The performative feminism at the end seems to work against the very aesthetic or structure of the film by posing feminism as a spectacle, drama or performance, rather than the assertion and realisation of the everyday freedom of women and their right to pleasure and simply to be. This is especially crucial in the context of the groundswell of communalism indicated in the film itself: that of the secular-liberal family of the girl feeling proud about a marriage alliance with a “traditional” family, her father himself becoming an Ayyappa devotee at the end, the solidarity of the male neighbourhood in showing outrage against her Facebook share on the Supreme Court verdict on Sabarimala, the array of devout women—who are ready to wait—in the ritual protection pandal, etc. In many ways, TGIK deals head on with this backlash that is seeping into Kerala society.
The WCC Impact
The formation of the Women in Cinema Collective (WCC) in 2017 was a very significant moment in the history of the Malayalam film industry. Though its impact in terms of asserting and ensuring women’s equality and rights within the industry is yet to become a reality, its influence on film narratives is loud and clear. In film after film, the woman question is being raised, grappled and contended with ( Kumbalangi Nights, Halal Love Story, Ishq, Prathi Poovankozhi , etc). It is a sign of young film-makers creatively addressing the gender issue by bringing it into their narratives to interrogate the patriarchal values within communities, relationships and institutions. Freedom @ Midnight , a short film directed by R.J. Shaan, which had more than 10 million views on YouTube within a fortnight, indicates a similar trend. In this film, the female protagonist goes to the extent of expressing her sexual fantasies to her husband, though in a daydream.

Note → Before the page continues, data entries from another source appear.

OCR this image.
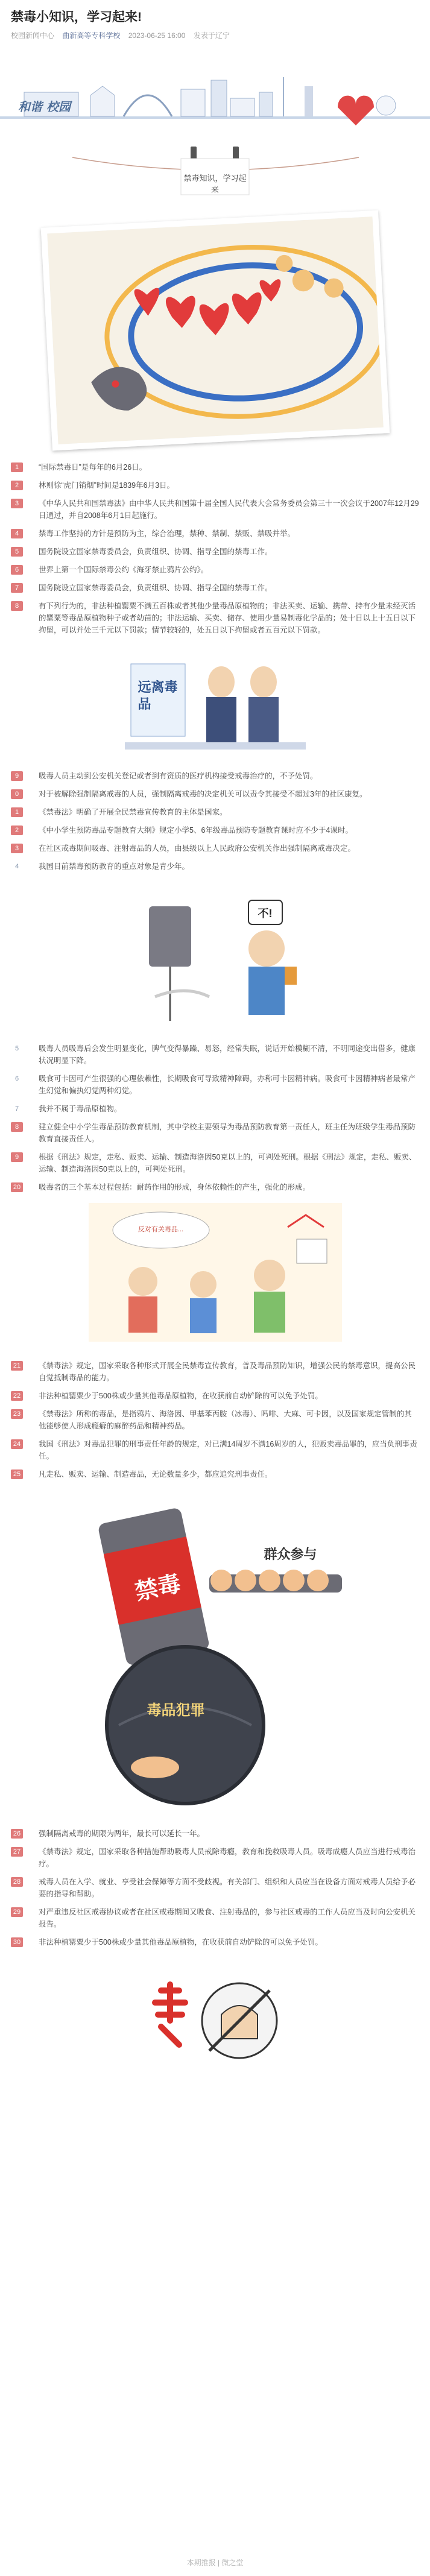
禁毒小知识，学习起来!
校园新闻中心 曲新高等专科学校 2023-06-25 16:00 发表于辽宁
和谐 校园
禁毒知识，学习起来
1	“国际禁毒日”是每年的6月26日。
2	林则徐“虎门销烟”时间是1839年6月3日。
3	《中华人民共和国禁毒法》由中华人民共和国第十届全国人民代表大会常务委员会第三十一次会议于2007年12月29日通过，并自2008年6月1日起施行。
4	禁毒工作坚持的方针是预防为主，综合治理，禁种、禁制、禁贩、禁吸并举。
5	国务院设立国家禁毒委员会，负责组织、协调、指导全国的禁毒工作。
6	世界上第一个国际禁毒公约《海牙禁止鸦片公约》。
7	国务院设立国家禁毒委员会，负责组织、协调、指导全国的禁毒工作。
8	有下列行为的，非法种植罂粟不满五百株或者其他少量毒品原植物的；非法买卖、运输、携带、持有少量未经灭活的罂粟等毒品原植物种子或者幼苗的；非法运输、买卖、储存、使用少量易制毒化学品的；处十日以上十五日以下拘留，可以并处三千元以下罚款；情节较轻的，处五日以下拘留或者五百元以下罚款。
远离毒品
9	吸毒人员主动到公安机关登记或者到有资质的医疗机构接受戒毒治疗的，不予处罚。
0	对于被解除强制隔离戒毒的人员，强制隔离戒毒的决定机关可以责令其接受不超过3年的社区康复。
1	《禁毒法》明确了开展全民禁毒宣传教育的主体是国家。
2	《中小学生预防毒品专题教育大纲》规定小学5、6年级毒品预防专题教育课时应不少于4课时。
3	在社区戒毒期间吸毒、注射毒品的人员，由县级以上人民政府公安机关作出强制隔离戒毒决定。
4	我国目前禁毒预防教育的重点对象是青少年。
不!
5	吸毒人员吸毒后会发生明显变化，脾气变得暴躁、易怒，经常失眠，说话开始模糊不清，不明同途变出借多，健康状况明显下降。
6	吸食可卡因可产生很强的心理依赖性，长期吸食可导致精神障碍，亦称可卡因精神病。吸食可卡因精神病者最常产生幻觉和偏执幻觉两种幻觉。
7	我并不属于毒品原植物。
8	建立健全中小学生毒品预防教育机制，其中学校主要领导为毒品预防教育第一责任人，班主任为班级学生毒品预防教育直接责任人。
9	根据《刑法》规定，走私、贩卖、运输、制造海洛因50克以上的，可判处死刑。根据《刑法》规定，走私、贩卖、运输、制造海洛因50克以上的，可判处死刑。
20	吸毒者的三个基本过程包括：耐药作用的形成，身体依赖性的产生，强化的形成。
反对有关毒品...
21	《禁毒法》规定，国家采取各种形式开展全民禁毒宣传教育，普及毒品预防知识，增强公民的禁毒意识，提高公民自觉抵制毒品的能力。
22	非法种植罂粟少于500株或少量其他毒品原植物，在收获前自动铲除的可以免予处罚。
23	《禁毒法》所称的毒品，是指鸦片、海洛因、甲基苯丙胺（冰毒）、吗啡、大麻、可卡因，以及国家规定管制的其他能够使人形成瘾癖的麻醉药品和精神药品。
24	我国《刑法》对毒品犯罪的刑事责任年龄的规定，对已满14周岁不满16周岁的人，犯贩卖毒品罪的，应当负刑事责任。
25	凡走私、贩卖、运输、制造毒品，无论数量多少，都应追究刑事责任。
禁毒
毒品犯罪
群众参与
26	强制隔离戒毒的期限为两年，最长可以延长一年。
27	《禁毒法》规定，国家采取各种措施帮助吸毒人员戒除毒瘾，教育和挽救吸毒人员。吸毒成瘾人员应当进行戒毒治疗。
28	戒毒人员在入学、就业、享受社会保障等方面不受歧视。有关部门、组织和人员应当在设备方面对戒毒人员给予必要的指导和帮助。
29	对严重违反社区戒毒协议或者在社区戒毒期间又吸食、注射毒品的，参与社区戒毒的工作人员应当及时向公安机关报告。
30	非法种植罂粟少于500株或少量其他毒品原植物，在收获前自动铲除的可以免予处罚。
本期推报 | 微之堂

TGIK ’s success lies in creatively responding to the physical restrictions imposed by the pandemic, the closure of theatres and the opening up of home markets by new online platforms, and in engaging with the changing thematic terrains of cinema and with the gender anxieties of the Malayali public.
V.T. Bhattathiripad’s play literally ends on the political stage. In the final scene, we see the rebellious newly married couple coming out of home to celebrate the occasion with like-minded friends in a community meeting. Ninety years later, in TGIK , the rebellious woman is alone, working at the final rehearsal of a performance that still veers between a chained woman at one end and the celebration of female power at the other, performed in an auditorium without spectators, and with only herself to applaud. Meanwhile, back home, things have progressed beyond rehearsals. There, the second wife is busy cooking in the kitchen. The husband, happily sipping tea, tells her: “Our life till now was a rehearsal. Now let us go forward correcting the mistakes”, to which she nods in agreement. He walks away leaving his cup near the stove which she dutifully picks up and washes in the sink.
The kitchen and its reality are far away from the dance stage and its fantasies, and evidently beyond redemption. It is as if the one who walked out created only a momentary ripple in that stagnant pool. How far is life and freedom from such all-too real drudgery and symbolic performances?